Contributor: Nikhil Wani

Trustworthy Large Language Models (LLMs) and Agents

Mentors: Leilani Gilpin
Organization: UC OSPO
Technologies: python, postgresql, javascript, flask, typescript, HuggingFace, Amazon Web Services
Topics: Responsible AI, Agents, Large Language Models (LLMs), Human-AI Interaction, Decision-making, Reasoning, Trust & Safety

LLM hallucinations have been tackled using various techniques, including modern retrieval methods such as Retrieval-Augmented Generation (RAGs). These techniques show that combining non-parametric memory, which is retrieved and ranked from sources like knowledge graphs and/or databases, with the LLMs' parametric memory helps generate less factually incorrect information.

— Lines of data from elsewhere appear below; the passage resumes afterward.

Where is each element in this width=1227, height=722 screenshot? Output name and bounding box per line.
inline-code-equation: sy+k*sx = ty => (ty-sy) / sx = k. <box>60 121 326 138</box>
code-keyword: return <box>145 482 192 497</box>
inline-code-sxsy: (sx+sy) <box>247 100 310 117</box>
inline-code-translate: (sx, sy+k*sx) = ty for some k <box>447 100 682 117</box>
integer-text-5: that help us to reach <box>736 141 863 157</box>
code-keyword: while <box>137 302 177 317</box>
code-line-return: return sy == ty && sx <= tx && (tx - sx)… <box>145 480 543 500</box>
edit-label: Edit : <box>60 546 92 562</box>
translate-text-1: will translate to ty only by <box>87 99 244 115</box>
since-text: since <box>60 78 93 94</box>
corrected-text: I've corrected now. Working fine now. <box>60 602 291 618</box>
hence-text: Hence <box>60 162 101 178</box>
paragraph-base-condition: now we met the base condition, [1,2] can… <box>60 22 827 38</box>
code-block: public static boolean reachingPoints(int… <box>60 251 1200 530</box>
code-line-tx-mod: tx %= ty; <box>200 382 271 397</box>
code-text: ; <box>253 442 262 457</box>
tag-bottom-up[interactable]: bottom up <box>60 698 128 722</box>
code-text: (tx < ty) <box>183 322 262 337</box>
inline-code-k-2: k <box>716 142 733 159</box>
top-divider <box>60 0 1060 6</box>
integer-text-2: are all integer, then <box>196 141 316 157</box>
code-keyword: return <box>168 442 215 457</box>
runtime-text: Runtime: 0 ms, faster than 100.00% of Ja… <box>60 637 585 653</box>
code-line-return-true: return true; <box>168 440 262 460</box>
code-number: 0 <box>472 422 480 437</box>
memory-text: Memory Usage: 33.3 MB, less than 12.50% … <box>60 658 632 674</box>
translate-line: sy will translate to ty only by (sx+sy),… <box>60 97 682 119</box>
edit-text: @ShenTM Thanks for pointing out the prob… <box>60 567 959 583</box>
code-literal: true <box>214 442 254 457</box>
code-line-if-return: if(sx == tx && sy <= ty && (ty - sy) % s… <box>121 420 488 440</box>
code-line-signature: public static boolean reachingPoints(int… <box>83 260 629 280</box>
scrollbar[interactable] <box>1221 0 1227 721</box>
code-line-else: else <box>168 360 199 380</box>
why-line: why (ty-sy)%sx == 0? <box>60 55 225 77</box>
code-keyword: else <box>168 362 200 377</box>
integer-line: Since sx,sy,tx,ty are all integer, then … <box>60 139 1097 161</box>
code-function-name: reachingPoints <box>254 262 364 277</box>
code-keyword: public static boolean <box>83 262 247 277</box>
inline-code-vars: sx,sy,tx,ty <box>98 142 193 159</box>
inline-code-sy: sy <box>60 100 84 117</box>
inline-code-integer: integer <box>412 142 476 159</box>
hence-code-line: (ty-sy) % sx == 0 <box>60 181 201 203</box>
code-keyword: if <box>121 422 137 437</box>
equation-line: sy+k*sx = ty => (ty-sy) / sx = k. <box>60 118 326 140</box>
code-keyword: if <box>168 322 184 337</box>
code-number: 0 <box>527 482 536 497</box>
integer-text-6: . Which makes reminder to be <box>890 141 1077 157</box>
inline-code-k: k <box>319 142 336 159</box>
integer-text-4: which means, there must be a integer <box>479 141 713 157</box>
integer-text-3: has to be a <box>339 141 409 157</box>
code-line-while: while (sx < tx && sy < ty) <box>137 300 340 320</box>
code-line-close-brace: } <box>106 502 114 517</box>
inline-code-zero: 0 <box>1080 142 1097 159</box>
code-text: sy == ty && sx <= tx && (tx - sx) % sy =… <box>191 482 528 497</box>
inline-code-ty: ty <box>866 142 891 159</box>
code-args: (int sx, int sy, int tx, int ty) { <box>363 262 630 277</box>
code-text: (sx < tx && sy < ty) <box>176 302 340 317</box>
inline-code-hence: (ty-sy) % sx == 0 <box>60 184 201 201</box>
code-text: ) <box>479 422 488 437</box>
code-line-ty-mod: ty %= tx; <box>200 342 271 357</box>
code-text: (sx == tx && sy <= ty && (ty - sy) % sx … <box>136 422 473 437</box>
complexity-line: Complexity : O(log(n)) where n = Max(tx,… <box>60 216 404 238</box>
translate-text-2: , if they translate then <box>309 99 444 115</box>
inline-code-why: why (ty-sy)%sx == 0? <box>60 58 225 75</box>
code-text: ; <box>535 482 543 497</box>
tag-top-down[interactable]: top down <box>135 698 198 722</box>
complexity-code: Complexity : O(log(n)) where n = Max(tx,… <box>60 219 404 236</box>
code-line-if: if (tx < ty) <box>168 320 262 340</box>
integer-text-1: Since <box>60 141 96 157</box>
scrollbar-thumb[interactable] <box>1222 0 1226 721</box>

However, hallucination explainability still remains unsolved, especially on logical reasoning tasks. Additionally, the impact of uncertainty caused by these hallucinations on human trust and decision-making still remains unexplained. To address these problems, we propose two solutions: 1. Conduct a first-of-its-kind study that develops a new conversational explanation paradigm under compositional uncertainty and performs human evaluation. 2. In parallel, develop a neuro-symbolic framework for explaining hallucinations in large language models by utilizing agentic Prolog knowledge-base rules. To accomplish these objectives, we first build a lightweight full-stack web application that collects quantitative and qualitative human feedback for model alignment. We also design LLM explanation paradigms grounded simultaneously in multiple sources (open and closed source), develop models (LLMs and agents), and build a pipeline for storing the human feedback in common data format to a secure database, which can be used to further adjust the weights of the reward model.